Image via Wikimedia.





2 comments
Debra
Thank you, this is a beautiful piece that speaks much truth to me.
But… even though maybe I should not want to seal myself off from the Internet empire which is divorced from place, most of the time I want to do so, and do my best to do concrete things to seal myself off. Not from the frogs, or maybe the drainage ditches, but the Internet empire.
As for our republics… they are crumbling under the effects of the Internet empire, in my opinion. The political process itself is threatened by.. OUR ? (but who is “our”, whose “our” ?) Internet empire.
Brandon McNeice
Debra, thank you—both for the kind words and for naming what feels like a real form of self-defense. I understand the desire to seal oneself off from the Internet empire, especially when it’s so divorced from place, body, and responsibility.

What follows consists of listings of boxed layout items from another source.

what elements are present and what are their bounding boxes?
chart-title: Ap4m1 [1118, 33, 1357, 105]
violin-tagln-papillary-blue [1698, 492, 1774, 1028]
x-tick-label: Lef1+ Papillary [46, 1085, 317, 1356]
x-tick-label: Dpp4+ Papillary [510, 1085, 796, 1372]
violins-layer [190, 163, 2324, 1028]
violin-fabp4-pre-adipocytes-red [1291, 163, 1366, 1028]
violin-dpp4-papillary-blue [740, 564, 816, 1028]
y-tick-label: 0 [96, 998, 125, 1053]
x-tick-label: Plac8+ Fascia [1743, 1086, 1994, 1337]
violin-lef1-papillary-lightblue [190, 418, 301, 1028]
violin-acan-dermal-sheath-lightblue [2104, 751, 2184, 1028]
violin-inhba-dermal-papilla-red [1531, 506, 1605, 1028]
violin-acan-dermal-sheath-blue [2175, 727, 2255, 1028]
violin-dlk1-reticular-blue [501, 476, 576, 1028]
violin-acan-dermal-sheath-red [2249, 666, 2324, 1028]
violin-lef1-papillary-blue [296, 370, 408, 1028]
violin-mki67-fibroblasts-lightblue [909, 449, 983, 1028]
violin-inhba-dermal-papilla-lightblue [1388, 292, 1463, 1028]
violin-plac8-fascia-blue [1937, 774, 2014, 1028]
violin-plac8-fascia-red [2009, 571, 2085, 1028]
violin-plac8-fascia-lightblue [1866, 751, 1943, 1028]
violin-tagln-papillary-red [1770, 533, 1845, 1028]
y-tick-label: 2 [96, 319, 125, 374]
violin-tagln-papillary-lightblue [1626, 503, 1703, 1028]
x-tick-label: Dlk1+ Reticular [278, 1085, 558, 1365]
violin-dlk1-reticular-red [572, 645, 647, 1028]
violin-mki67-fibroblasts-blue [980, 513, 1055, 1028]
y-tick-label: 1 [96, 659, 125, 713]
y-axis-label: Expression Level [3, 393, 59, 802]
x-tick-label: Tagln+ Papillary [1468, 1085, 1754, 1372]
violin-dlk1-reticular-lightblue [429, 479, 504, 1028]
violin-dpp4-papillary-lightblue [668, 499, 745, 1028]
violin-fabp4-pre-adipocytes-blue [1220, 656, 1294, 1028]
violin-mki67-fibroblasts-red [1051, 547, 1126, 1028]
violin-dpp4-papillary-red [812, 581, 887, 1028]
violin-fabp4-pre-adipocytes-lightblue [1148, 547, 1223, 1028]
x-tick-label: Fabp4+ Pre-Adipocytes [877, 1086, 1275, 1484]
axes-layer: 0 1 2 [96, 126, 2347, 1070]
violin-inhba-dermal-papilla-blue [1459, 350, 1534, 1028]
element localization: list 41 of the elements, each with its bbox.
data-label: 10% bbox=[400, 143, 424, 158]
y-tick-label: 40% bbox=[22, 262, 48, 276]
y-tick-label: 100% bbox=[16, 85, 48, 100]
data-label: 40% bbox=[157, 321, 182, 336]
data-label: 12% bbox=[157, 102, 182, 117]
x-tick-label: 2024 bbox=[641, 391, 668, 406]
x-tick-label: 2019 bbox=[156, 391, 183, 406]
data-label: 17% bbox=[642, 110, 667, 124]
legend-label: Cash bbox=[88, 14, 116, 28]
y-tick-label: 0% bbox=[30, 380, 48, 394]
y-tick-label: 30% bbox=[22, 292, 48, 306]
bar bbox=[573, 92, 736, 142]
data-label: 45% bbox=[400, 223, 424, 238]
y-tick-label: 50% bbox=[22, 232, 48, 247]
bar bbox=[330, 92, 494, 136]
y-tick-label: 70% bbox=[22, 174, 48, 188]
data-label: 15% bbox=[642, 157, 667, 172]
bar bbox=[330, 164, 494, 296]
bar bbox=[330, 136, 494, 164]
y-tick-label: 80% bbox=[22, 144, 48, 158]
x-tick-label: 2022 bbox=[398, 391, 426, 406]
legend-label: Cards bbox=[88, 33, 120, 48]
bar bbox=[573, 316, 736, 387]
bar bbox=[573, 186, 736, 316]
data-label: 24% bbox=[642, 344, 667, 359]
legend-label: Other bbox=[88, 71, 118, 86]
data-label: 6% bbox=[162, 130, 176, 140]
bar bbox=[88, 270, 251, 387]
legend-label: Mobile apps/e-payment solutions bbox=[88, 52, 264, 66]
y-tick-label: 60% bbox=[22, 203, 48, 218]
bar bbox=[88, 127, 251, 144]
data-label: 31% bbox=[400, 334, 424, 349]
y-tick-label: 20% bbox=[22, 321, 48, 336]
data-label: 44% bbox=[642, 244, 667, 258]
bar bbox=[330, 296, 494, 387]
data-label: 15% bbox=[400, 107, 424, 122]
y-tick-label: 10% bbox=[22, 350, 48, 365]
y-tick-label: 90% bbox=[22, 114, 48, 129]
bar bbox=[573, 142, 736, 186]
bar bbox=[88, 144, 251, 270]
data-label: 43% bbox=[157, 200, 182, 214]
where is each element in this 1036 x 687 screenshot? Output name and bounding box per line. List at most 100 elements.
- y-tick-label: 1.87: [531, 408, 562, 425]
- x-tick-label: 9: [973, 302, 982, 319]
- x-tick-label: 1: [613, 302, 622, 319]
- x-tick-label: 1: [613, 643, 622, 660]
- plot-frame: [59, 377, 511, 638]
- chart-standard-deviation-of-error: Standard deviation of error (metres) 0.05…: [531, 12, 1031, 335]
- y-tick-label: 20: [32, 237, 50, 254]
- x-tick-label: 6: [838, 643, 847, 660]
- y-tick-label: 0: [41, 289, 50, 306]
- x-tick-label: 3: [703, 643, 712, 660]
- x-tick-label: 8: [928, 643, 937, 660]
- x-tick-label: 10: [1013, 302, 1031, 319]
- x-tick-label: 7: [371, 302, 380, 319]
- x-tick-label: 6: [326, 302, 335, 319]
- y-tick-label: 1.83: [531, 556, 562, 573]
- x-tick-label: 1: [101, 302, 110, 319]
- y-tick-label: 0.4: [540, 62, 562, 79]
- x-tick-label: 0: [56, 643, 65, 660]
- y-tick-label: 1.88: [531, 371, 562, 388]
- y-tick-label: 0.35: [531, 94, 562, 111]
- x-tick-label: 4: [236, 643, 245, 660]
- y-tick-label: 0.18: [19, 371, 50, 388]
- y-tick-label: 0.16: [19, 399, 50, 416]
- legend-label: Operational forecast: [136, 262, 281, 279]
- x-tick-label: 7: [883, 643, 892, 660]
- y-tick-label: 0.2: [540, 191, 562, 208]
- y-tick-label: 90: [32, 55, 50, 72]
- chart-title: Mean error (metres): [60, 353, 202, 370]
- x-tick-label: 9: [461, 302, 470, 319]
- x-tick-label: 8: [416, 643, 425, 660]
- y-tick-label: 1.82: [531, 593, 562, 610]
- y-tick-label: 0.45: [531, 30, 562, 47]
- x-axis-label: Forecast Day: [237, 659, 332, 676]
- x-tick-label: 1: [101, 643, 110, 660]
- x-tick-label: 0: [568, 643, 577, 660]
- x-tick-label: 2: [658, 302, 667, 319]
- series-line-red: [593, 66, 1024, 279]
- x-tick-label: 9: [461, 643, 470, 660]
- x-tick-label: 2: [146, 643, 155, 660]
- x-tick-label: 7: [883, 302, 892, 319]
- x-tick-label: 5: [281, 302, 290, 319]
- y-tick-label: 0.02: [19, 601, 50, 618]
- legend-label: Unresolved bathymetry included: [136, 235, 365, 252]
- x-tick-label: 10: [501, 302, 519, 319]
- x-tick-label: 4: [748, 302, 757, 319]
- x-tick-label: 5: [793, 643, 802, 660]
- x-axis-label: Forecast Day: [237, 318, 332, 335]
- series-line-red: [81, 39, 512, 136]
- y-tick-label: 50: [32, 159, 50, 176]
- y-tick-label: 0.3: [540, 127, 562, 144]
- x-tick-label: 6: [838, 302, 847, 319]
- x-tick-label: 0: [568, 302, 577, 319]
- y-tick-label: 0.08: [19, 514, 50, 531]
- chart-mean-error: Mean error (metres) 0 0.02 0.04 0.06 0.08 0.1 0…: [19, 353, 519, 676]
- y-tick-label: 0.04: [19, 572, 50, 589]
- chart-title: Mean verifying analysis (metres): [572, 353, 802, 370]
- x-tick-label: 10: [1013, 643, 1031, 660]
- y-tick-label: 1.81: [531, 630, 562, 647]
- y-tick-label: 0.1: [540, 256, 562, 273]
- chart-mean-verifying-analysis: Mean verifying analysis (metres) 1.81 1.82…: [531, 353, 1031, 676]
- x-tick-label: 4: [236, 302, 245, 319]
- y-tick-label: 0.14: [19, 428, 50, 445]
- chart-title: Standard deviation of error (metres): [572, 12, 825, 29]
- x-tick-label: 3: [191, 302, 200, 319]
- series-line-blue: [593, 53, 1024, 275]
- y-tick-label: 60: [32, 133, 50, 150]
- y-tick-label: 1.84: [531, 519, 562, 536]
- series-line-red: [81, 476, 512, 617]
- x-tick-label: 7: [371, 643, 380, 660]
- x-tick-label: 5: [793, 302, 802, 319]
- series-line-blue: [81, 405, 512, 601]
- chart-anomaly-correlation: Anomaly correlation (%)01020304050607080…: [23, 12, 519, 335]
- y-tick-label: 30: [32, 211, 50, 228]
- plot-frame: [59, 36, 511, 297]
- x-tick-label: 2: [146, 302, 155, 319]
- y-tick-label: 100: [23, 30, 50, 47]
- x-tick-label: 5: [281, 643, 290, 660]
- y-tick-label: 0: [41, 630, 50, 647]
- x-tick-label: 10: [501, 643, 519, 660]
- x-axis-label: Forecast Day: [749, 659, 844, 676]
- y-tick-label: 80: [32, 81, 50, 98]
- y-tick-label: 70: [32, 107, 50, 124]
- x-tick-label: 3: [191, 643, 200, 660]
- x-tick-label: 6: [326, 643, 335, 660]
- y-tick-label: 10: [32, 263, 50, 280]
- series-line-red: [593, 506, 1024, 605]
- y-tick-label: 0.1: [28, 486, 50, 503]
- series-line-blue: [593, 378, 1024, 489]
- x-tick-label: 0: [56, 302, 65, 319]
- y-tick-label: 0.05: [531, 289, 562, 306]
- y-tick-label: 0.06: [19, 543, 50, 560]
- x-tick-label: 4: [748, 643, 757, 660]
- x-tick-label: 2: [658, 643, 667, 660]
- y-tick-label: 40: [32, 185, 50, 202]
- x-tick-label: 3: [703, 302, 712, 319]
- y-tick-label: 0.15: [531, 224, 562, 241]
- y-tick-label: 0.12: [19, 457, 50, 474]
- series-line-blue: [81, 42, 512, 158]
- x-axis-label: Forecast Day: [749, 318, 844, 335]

At the same time, I keep thinking of a bodily analogy: a perfectly sealed system can become more fragile, not less. Isolation may feel protective, but it can leave us more vulnerable when exposure comes—and in our moment, complete avoidance isn’t really possible anyway. The empire is ambient; even opting out is still a kind of relationship to it.
So I’m less persuaded that the answer is total removal than formation: limits, not disappearance. The question becomes how to stay rooted in real places and real relationships while engaging carefully—without being absorbed. And on “our republics,” I share your concern, including the uncertainty of “our.” Rebuilding anything durable will likely require people grounded enough to participate without surrendering their humanity.
I’m grateful you raised this. It’s exactly the tension I hoped the piece might surface.